I don't know of any commonly available battery chemistries that like being charged at temps below freezing. It damages LiPO, I suspect. You can probably reduce the charge rate to reduce the damage, but that might mean wasting your precious solar power when it's available.
Maybe insulate the battery and even put a small heater element inside the insulation to get the battery above freezing before charging it?
"this cold" is quite relative... You are charging with solar, so when sun is shining. What's the temperature in this condition? If -10'c you are out of luck with lifepo4 batteries. If closer to -5, you could build an absorbing battery enclosure that is heated by sun as well. Except of charging, Li batteries should be fine in "this" cold weather.
FYI. Here in Norway we uses EV all the time, 26% of cars are electric, I have also one, best decision ever compared to my mercedes diesel, EV is far better economy. A lot of teslas, and they work satisfying also in cold.
Live in Canada here.
How good is the heating, what % mile reduction have you noticed while heat is used ?
How good is the air conditioning, what % mile reduction have you noticed while cooling is used ?
You could consider supercapacitors, they work well at low temperatures. I have a similar system with a small solar panel and only 2 small supercaps of 5F each.
It takes some weather samples every 15 minutes and sends it via WIFI every 1 or 2 hours, depending on the charge. The rest of the time it's in deepsleep consuming about 10uA.
Without any sun it survives more than 48h. And you could put more capacitance, 40, 80F...
It's running for more than one year, but we didn't reach -10c here, maximum (minimum) -2c.
Hi LarryD, im not into counting and stuff for my EV, I got hold of an older Leaf (from my son), for using around house/town. It is better in summer than in winter, maybe 20-30%, 2016 model. The car is perfect for that use, if I go longer trips I use my MB, like 3 times a year. Yes, I do not drive much.
In general I think that EV owners are pretty happy, my brother and a friend is super happy. Must mention that we have very good charging infrastructure if you need to drive more than 400 km.
If you want to get real info there is a group on FB TESLA | Facebook in Norway, you probably can participate and ask questions in English.

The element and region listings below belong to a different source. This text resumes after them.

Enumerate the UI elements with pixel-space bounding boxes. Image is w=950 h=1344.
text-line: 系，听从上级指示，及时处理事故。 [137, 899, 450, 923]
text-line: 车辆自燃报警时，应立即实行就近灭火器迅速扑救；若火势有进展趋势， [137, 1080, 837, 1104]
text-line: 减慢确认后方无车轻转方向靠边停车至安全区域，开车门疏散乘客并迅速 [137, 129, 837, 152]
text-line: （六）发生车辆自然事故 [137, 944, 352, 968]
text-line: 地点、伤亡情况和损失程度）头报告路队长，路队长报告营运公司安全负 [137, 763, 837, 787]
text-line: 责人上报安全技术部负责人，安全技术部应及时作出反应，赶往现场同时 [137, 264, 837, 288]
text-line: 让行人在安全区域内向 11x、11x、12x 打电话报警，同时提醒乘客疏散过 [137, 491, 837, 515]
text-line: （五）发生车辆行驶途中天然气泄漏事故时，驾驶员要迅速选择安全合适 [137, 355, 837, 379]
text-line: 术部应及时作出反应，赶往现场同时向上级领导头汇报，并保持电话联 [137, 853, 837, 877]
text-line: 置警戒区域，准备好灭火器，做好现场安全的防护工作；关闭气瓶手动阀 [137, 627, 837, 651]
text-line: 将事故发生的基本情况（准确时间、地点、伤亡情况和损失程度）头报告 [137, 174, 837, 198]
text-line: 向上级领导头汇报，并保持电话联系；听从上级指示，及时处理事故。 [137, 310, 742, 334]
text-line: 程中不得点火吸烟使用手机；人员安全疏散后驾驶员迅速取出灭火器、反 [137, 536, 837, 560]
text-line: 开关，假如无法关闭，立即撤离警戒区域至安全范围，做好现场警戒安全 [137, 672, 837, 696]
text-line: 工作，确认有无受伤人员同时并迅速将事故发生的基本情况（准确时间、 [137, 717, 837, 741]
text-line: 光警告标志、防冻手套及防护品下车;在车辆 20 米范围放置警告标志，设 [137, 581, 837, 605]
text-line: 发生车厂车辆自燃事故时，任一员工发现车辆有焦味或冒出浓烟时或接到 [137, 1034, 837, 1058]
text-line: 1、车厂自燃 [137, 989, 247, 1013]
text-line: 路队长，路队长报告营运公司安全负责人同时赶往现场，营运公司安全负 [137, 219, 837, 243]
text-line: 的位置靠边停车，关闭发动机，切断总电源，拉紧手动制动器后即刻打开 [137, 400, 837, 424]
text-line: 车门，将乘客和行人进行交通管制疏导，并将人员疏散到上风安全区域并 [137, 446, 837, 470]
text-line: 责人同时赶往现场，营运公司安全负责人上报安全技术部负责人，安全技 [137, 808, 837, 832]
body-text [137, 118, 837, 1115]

As the solar panel is a current source (and small, 6x8 cms) you don't need a charging IC. What I have is a boost converter to 5V (the supercaps are 5.5V) and then a LDO to 3.3V.
This way you make sure that the supercaps get always charged even with weak sun. It works very well, with sun the caps are charged in a couple of minutes.
Do you also use an RTC to control this?
No. The MCU is checking the voltage level of the supercaps and adjusting the sleep and sending time according.
During the day the caps are always at 5V, so it doesn't matter, it sends the data every 15 mins. When the charge goes below e.g. 4.9V, then it takes samples still every 15 minutes but connects to the WIFI only every 2 hours.
Even when it rains all day, in the central hours the panel still charges the caps. It almost never goes below 4.5V.
System drags 8mA, and each hour a LoRa message is sent that uses 70mA for 2 sec
The most important is to keep the consumption low most of the time. 8mA is too much, you should lower it if possible. I'm using the ESP32-C3 and it consumes only 10 uA in deep sleep.
You could also consider a hybrid solution, with battery and supercaps. It has some advantages, makes the battery life longer.
Thanks for this good answer, I will look into it, and maybe copy it
My 8mA will change, I add 2 mosftets to my 3.3 and 5v rail (exept ESP32 wroom-32) to switch off all sensors and LoRa. Send as you, if bat ok, each 30 min, if low, each 2h, or maybe once pr day (data is not so important to read often in winter time).
The ESP8685 is the same chip than the ESP32-3C, but a bit smaller module. It's a nice RISC-V IC, single core and with very low power consumption. The resulting PCB is quite small, depending on how you mount the supercaps.
You can program the MCU directly with the USB-C connector, so you don't need the serial adapter and connector.
The jumpers J1,J2,J3 are there to avoid that the USB and the caps are connected together, when you want to program it. Otherwise when the caps are empty they could drag too much current from the USB.